Wednesday, September 14, 2011

Defining The Win

Putting this out there as a question -

In a confrontational/fighting context, how do you define a 'win'?
If there are multiple parts to your answer, which is the most important?

And yes, this really is just a question - I know my answers, just curious what yours are ....

And PS: Quoting Charlie Sheen or Conan doesn't count ;-)


Anonymous said...

Not sure what you mean by a confrontation. A monkey dance that cannot be stopped before going to the physical stage?

Maija said...

Well, that would be one, and probably most pertinent to a blog about dueling.
I am also wondering, however if there are some over arching definitions that cover more varied situations, from pre-fight monkey dance to ambush ...?

Jake said...

In Muay Thai, a win is either by KO, TKO, or points. Same thing for MMA. Points are the least efficient, because they rely on judges.

Outside of that...

Tony Blauer says "the scenario dictates".

Kru Toy of Sityodtong says "depends situation."

I get the same message either way. The win changes depending on what you're looking at. A win in one confrontation might be jail time in another.

Josh Kruschke said...

To be able to continue *freely* living my life.

Maija said...

You are closest to what I was thinking.
I'd put it as 'Get home safe' perhaps ...?
Ultimate win -
No fight, we both get to walk away.
Next win -
We fight and I get to walk away.
Next win -
I survive.
What they all have in common of course is the idea that there is an 'after' that plays into why you do what you do before and during.
More next post.

Travis said...

I largely agree with Josh and Maija but have to add that if my family is involved my survival is not a requirement for a 'win'. For instance a home invasion; the way I see it the dog and I have from the door to the bedrooms to kill them, if I bleed out after, so be it.

Anonymous said...

Absent I live, you die, I think a real win would be turning an "other" into an ally. Find where they at and give them a 'eureka' of emotional realization strong enough to establish a new, positive 'engram' (from ol' L.Ron) with enough energy to redirect their life path.

This is a favorite endeavor of therapists everywhere, but this 'redirection' cannot be achieved by sitting around in groups and discussing our feelings.

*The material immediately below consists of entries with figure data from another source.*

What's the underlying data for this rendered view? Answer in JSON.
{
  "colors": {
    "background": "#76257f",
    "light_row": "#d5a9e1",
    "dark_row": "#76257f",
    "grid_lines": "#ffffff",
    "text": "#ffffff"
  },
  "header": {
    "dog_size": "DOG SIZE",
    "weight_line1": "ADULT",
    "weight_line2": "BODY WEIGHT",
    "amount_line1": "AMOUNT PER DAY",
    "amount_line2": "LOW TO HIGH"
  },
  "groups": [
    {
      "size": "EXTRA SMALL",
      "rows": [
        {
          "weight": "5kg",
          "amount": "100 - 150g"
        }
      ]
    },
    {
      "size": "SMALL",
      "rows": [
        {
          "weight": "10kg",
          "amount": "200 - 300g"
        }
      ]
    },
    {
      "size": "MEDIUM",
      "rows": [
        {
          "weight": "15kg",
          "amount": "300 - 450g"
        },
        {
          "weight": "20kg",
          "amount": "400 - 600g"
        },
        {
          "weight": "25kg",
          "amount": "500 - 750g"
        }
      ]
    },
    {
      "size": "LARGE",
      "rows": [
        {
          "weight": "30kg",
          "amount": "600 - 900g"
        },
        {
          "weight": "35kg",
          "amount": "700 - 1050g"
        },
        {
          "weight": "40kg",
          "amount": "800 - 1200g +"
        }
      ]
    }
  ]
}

Change MUST be 'catastrophic' (not to be confused with negative).

You've seen it, and probably felt 'it' - seen the widening of the eyes and the catching of the breath, the start of trying to say something and then the jaw snap close and the gaze turn inward for a moment.

A moment of realization.

Dragan Milojevic said...

I'd say, in attempt to reach an overarching "definition", that an optimal victory is me not being "cemeterily" served, medically treated or legally held responsible after the altercation. An ideal victory is that the first two points do not apply for the other side either.

Maija said...

@Mac - Nice! Transmuting the energy into something past 'neutral' into positive would indeed be a A+ win.

Jake said...

Mac, Maija:

Something like this what you had in mind?

Anonymous said...

But one has to see it coming. Awareness is the strategy, intuition the tactic and focus the tool. This is the 'triangle' of perception - an unbreakable structure that is both passive-interpretive and active-causative. What is affective is effective.

Anonymous said...

Nice, Jake. Now that guy had intuition, and an emotional 'centeredness.'

Maija said...

Mac said: "Awareness is the strategy, intuition the tactic and focus the tool."

That's very cool.

And from his newest blog post
"How to learn this? Training, experience, visualization and the occasional boot up side the head just for spice."

Nicely said.

I suspect there is no substitute for experience, but I do think you can train to improve awareness, intuition and focus, and part of me asking the question about defining the win, was to get to the idea that looking at the definition might help create a bigger space (shape?) to work in.
Like seeing the gaps between the swords instead of the swords themselves.

Anonymous said...

The silence between the notes defines the song;
breath in, the intensity of the next note;
finger's pause, the following refrain.

Countrymouse said...

My dad always told me 'make sure you walk away', took me years to realise what he actually meant.

But, that's how I define a win. Besides I'm English, so to be honest I have probably tried to figure out what the damage will be before anything else.